Please visit the new site.

Saturday, June 2, 2012

The Transforming Glory of God

The glory of God has been a theme on which I have been reflecting throughout this year of 2012. I've been re-reading a book which I first read two years ago concerning the glory of Christ. It is called "The Glory of Christ" by the 17th century Puritan minister John Owen.

I highly recommend this book. If you are new to the writings of John Owen, you may wish to get the Banner of Truth version of the book edited by R.J.K. Law to make Owen's 17th century English a bit more readable and understandable to an early 21st century reader.

Here's a quote from that edition about meditating on the Bible to see the glory of Christ in it by faith:

Having come to the light of the knowledge of the glory of Christ from Scripture or by the preaching of the gospel, let us regard it as our duty to meditate frequently on his glory. It is the neglect of meditation that keeps so many Christians in a feeble state, regardless of their privileges. They hear of these things and assent to the truth of them or at least they do not question them. But they never solemnly meditate on them. They think that meditation is above their capabilities, or they are totally ignorant of how to go about it, or they are not too concerned about it, or they treat it as fanaticism. Many cannot meditate because their minds are so cluttered up with earthly things. The mind must be spiritual and holy, freed from all earthly clutter. It must be raised above things below if we wish to meditate on the glory of Christ. So many are stangers to this duty because they do not mortify [put to death] their earthly desires and concerns.

I highly recommend this book. It put me into the mindset of recognizing how central, how marvelous and how transforming is our beholding of the glory of God.

Monday, February 20, 2012

The Weight of Glory

Recently, I have run across a number of references to an essay (actually originally composed as a sermon) by C.S. Lewis written in the early 1940's. I took the time to read it about a month ago. C.S. Lewis had some profound insights into how we humans are anything but ordinary.

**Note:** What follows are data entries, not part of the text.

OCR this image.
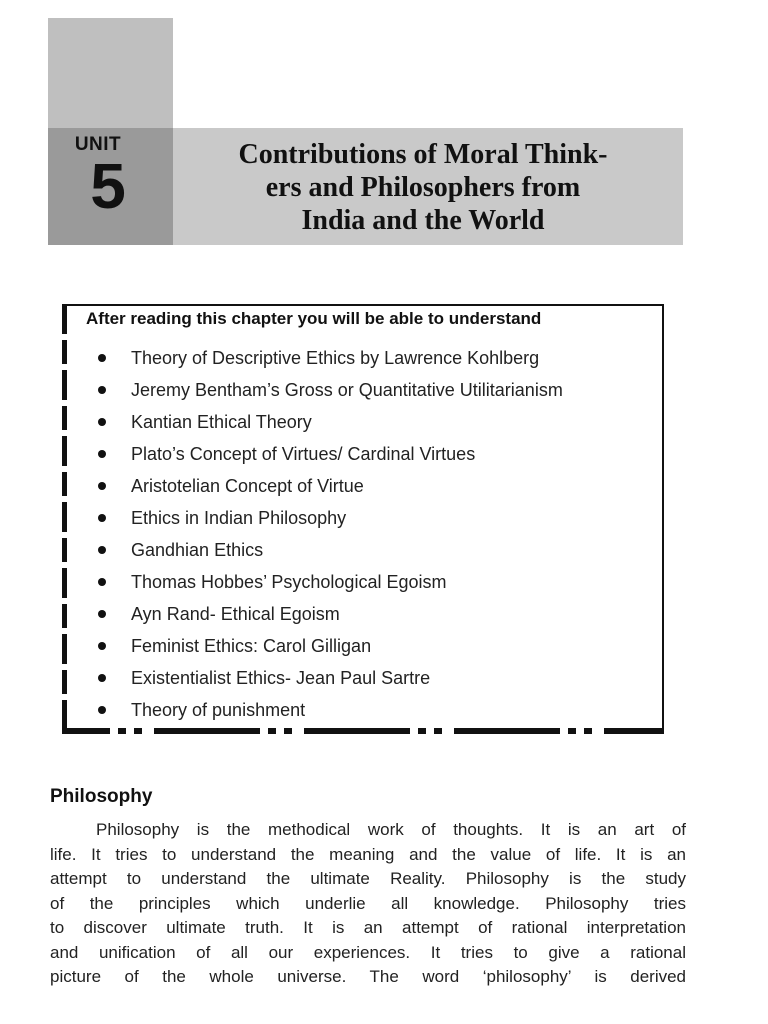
UNIT
5	Contributions of Moral Think-
ers and Philosophers from
India and the World
After reading this chapter you will be able to understand
Theory of Descriptive Ethics by Lawrence Kohlberg
Jeremy Bentham’s Gross or Quantitative Utilitarianism
Kantian Ethical Theory
Plato’s Concept of Virtues/ Cardinal Virtues
Aristotelian Concept of Virtue
Ethics in Indian Philosophy
Gandhian Ethics
Thomas Hobbes’ Psychological Egoism
Ayn Rand- Ethical Egoism
Feminist Ethics: Carol Gilligan
Existentialist Ethics- Jean Paul Sartre
Theory of punishment
Philosophy

Philosophy is the methodical work of thoughts. It is an art of
life. It tries to understand the meaning and the value of life. It is an
attempt to understand the ultimate Reality. Philosophy is the study
of the principles which underlie all knowledge. Philosophy tries
to discover ultimate truth. It is an attempt of rational interpretation
and unification of all our experiences. It tries to give a rational
picture of the whole universe. The word ‘philosophy’ is derived
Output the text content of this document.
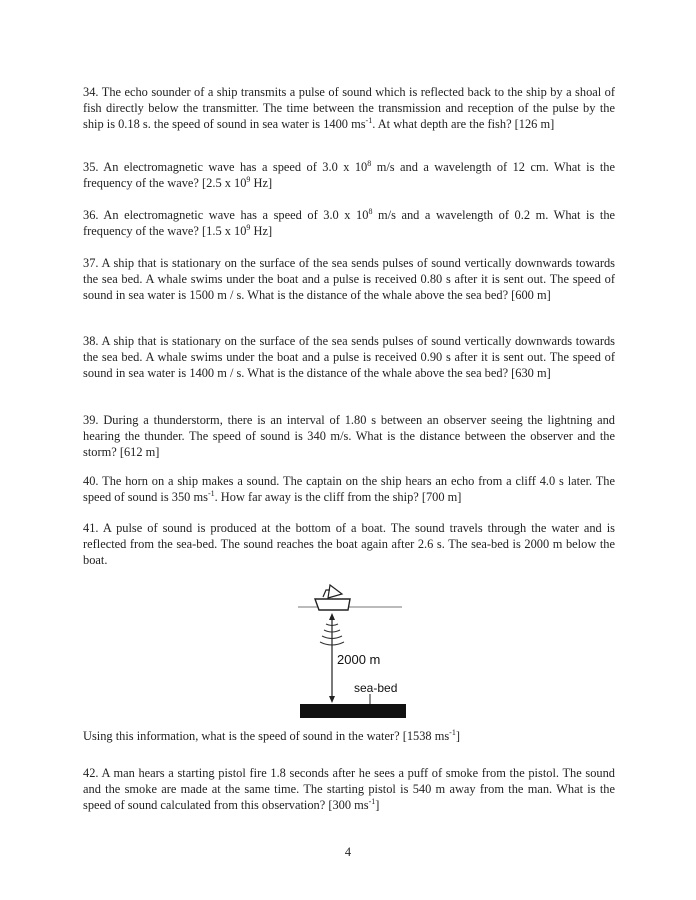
34. The echo sounder of a ship transmits a pulse of sound which is reflected back to the ship by a shoal of fish directly below the transmitter. The time between the transmission and reception of the pulse by the ship is 0.18 s. the speed of sound in sea water is 1400 $ms^{-1}$. At what depth are the fish? [126 m]

35. An electromagnetic wave has a speed of 3.0 x $10^8$ m/s and a wavelength of 12 cm. What is the frequency of the wave? [2.5 x $10^9$ Hz]

36. An electromagnetic wave has a speed of 3.0 x $10^8$ m/s and a wavelength of 0.2 m. What is the frequency of the wave? [1.5 x $10^9$ Hz]

37. A ship that is stationary on the surface of the sea sends pulses of sound vertically downwards towards the sea bed. A whale swims under the boat and a pulse is received 0.80 s after it is sent out. The speed of sound in sea water is 1500 m / s. What is the distance of the whale above the sea bed? [600 m]

38. A ship that is stationary on the surface of the sea sends pulses of sound vertically downwards towards the sea bed. A whale swims under the boat and a pulse is received 0.90 s after it is sent out. The speed of sound in sea water is 1400 m / s. What is the distance of the whale above the sea bed? [630 m]

39. During a thunderstorm, there is an interval of 1.80 s between an observer seeing the lightning and hearing the thunder. The speed of sound is 340 m/s. What is the distance between the observer and the storm? [612 m]

40. The horn on a ship makes a sound. The captain on the ship hears an echo from a cliff 4.0 s later. The speed of sound is 350 $ms^{-1}$. How far away is the cliff from the ship? [700 m]

41. A pulse of sound is produced at the bottom of a boat. The sound travels through the water and is reflected from the sea-bed. The sound reaches the boat again after 2.6 s. The sea-bed is 2000 m below the boat.

2000 m
sea-bed

Using this information, what is the speed of sound in the water? [1538 $ms^{-1}$]

42. A man hears a starting pistol fire 1.8 seconds after he sees a puff of smoke from the pistol. The sound and the smoke are made at the same time. The starting pistol is 540 m away from the man. What is the speed of sound calculated from this observation? [300 $ms^{-1}$]

4
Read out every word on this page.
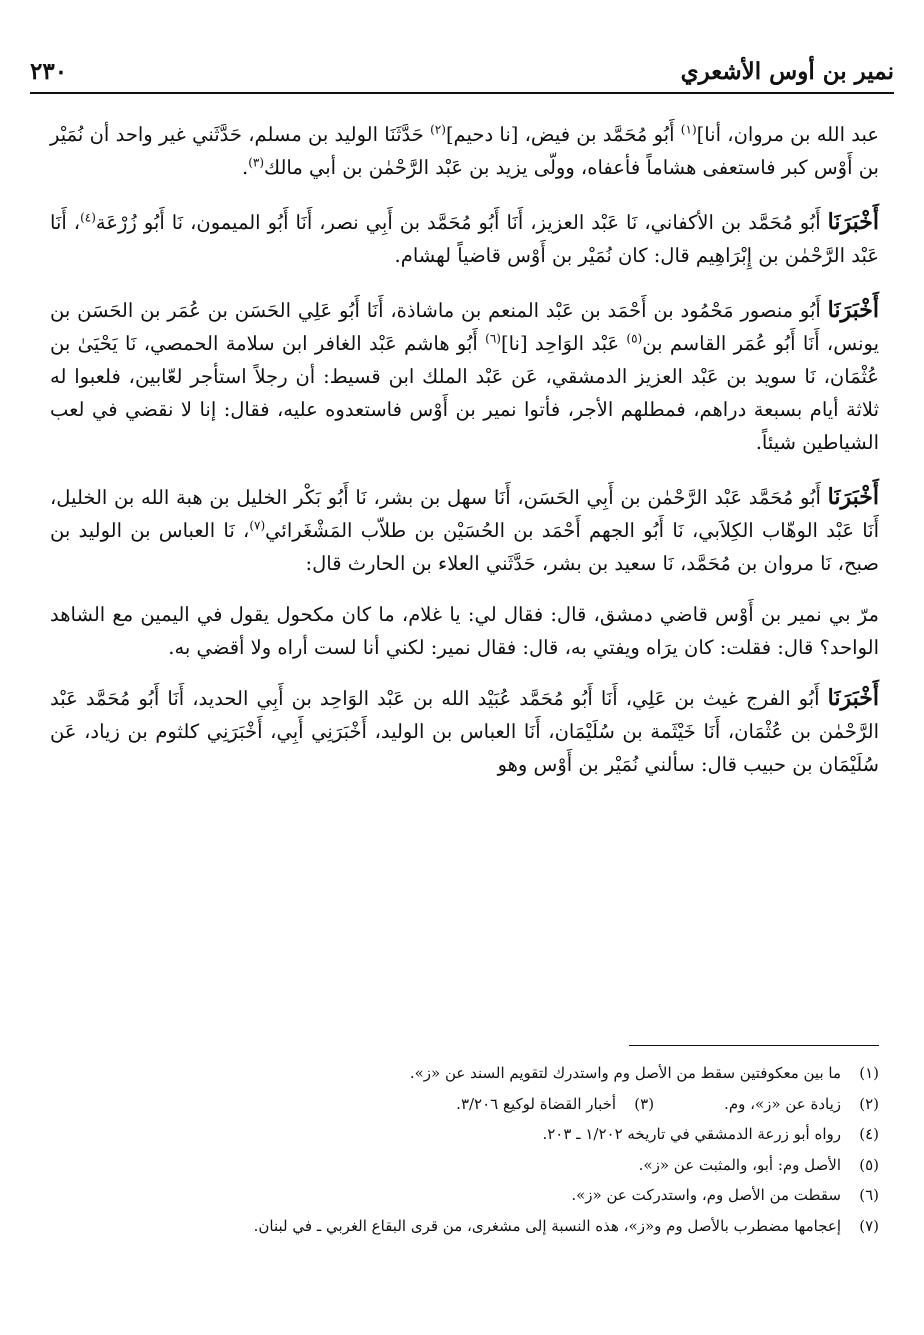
نمير بن أوس الأشعري
٢٣٠

عبد الله بن مروان، أنا]$^{(١)}$ أَبُو مُحَمَّد بن فيض، [نا دحيم]$^{(٢)}$ حَدَّثَنَا الوليد بن مسلم، حَدَّثَني غير واحد أن نُمَيْر بن أَوْس كبر فاستعفى هشاماً فأعفاه، وولّى يزيد بن عَبْد الرَّحْمٰن بن أبي مالك$^{(٣)}$.

أَخْبَرَنَا أَبُو مُحَمَّد بن الأكفاني، نَا عَبْد العزيز، أَنَا أَبُو مُحَمَّد بن أَبِي نصر، أَنَا أَبُو الميمون، نَا أَبُو زُرْعَة$^{(٤)}$، أَنَا عَبْد الرَّحْمٰن بن إِبْرَاهِيم قال: كان نُمَيْر بن أَوْس قاضياً لهشام.

أَخْبَرَنَا أَبُو منصور مَحْمُود بن أَحْمَد بن عَبْد المنعم بن ماشاذة، أَنَا أَبُو عَلِي الحَسَن بن عُمَر بن الحَسَن بن يونس، أَنَا أَبُو عُمَر القاسم بن$^{(٥)}$ عَبْد الوَاحِد [نا]$^{(٦)}$ أَبُو هاشم عَبْد الغافر ابن سلامة الحمصي، نَا يَحْيَىٰ بن عُثْمَان، نَا سويد بن عَبْد العزيز الدمشقي، عَن عَبْد الملك ابن قسيط: أن رجلاً استأجر لعّابين، فلعبوا له ثلاثة أيام بسبعة دراهم، فمطلهم الأجر، فأتوا نمير بن أَوْس فاستعدوه عليه، فقال: إنا لا نقضي في لعب الشياطين شيئاً.

أَخْبَرَنَا أَبُو مُحَمَّد عَبْد الرَّحْمٰن بن أَبِي الحَسَن، أَنَا سهل بن بشر، نَا أَبُو بَكْر الخليل بن هبة الله بن الخليل، أَنَا عَبْد الوهّاب الكِلاَبي، نَا أَبُو الجهم أَحْمَد بن الحُسَيْن بن طلاّب المَشْغَرائي$^{(٧)}$، نَا العباس بن الوليد بن صبح، نَا مروان بن مُحَمَّد، نَا سعيد بن بشر، حَدَّثَني العلاء بن الحارث قال:

مرّ بي نمير بن أَوْس قاضي دمشق، قال: فقال لي: يا غلام، ما كان مكحول يقول في اليمين مع الشاهد الواحد؟ قال: فقلت: كان يرَاه ويفتي به، قال: فقال نمير: لكني أنا لست أراه ولا أقضي به.

أَخْبَرَنَا أَبُو الفرج غيث بن عَلِي، أَنَا أَبُو مُحَمَّد عُبَيْد الله بن عَبْد الوَاحِد بن أَبِي الحديد، أَنَا أَبُو مُحَمَّد عَبْد الرَّحْمٰن بن عُثْمَان، أَنَا خَيْثَمة بن سُلَيْمَان، أَنَا العباس بن الوليد، أَخْبَرَنِي أَبِي، أَخْبَرَنِي كلثوم بن زياد، عَن سُلَيْمَان بن حبيب قال: سألني نُمَيْر بن أَوْس وهو

(١)
ما بين معكوفتين سقط من الأصل وم واستدرك لتقويم السند عن «ز».
(٢)
زيادة عن «ز»، وم.
(٣)
أخبار القضاة لوكيع ٣/٢٠٦.
(٤)
رواه أبو زرعة الدمشقي في تاريخه ١/٢٠٢ ـ ٢٠٣.
(٥)
الأصل وم: أبو، والمثبت عن «ز».
(٦)
سقطت من الأصل وم، واستدركت عن «ز».
(٧)
إعجامها مضطرب بالأصل وم و«ز»، هذه النسبة إلى مشغرى، من قرى البقاع الغربي ـ في لبنان.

I was especially moved to post about this after reading my son's Facebook post from yesterday in which he (independent of my prompting, I think) came across an extended quote from Weight of Glory. With all of these "co-incidences" in which I keep running into references to this essay, I must conclude that "coincidences take a lot of planning"... planning on God's part that is. I have needed to read this essay for a reason. So, here is a link to the essay in pdf form.

I conclude with a quote from the essay:

It may be possible for each to think too much of his own potential glory hereafter; it is hardly possible for him to think too often or too deeply about that of his neighbour. The load, or weight, or burden of my neighbour’s glory should be laid daily on my back, a load so heavy that only humility can carry it, and the backs of the proud will be broken. It is a serious thing to live in a society of possible gods and goddesses, to remember that the dullest and most uninteresting person you talk to may one day be a creature which, if you saw it now, you would be strongly tempted to worship, or else a horror and a corruption such as you now meet, if at all, only in a nightmare. All day long we are, in some degree, helping each other to one or other of these destinations. It is in the light of these overwhelming possibilities, it is with the awe and the circumspection proper to them, that we should conduct all our dealings with one another, all friendships, all loves, all play, all politics. There are no ordinary people. You have never talked to a mere mortal. Nations, cultures, arts, civilization—these are mortal, and their life is to ours as the life of a gnat. But it is immortals whom we joke with, work with, marry, snub, and exploit—immortal horrors or everlasting splendours.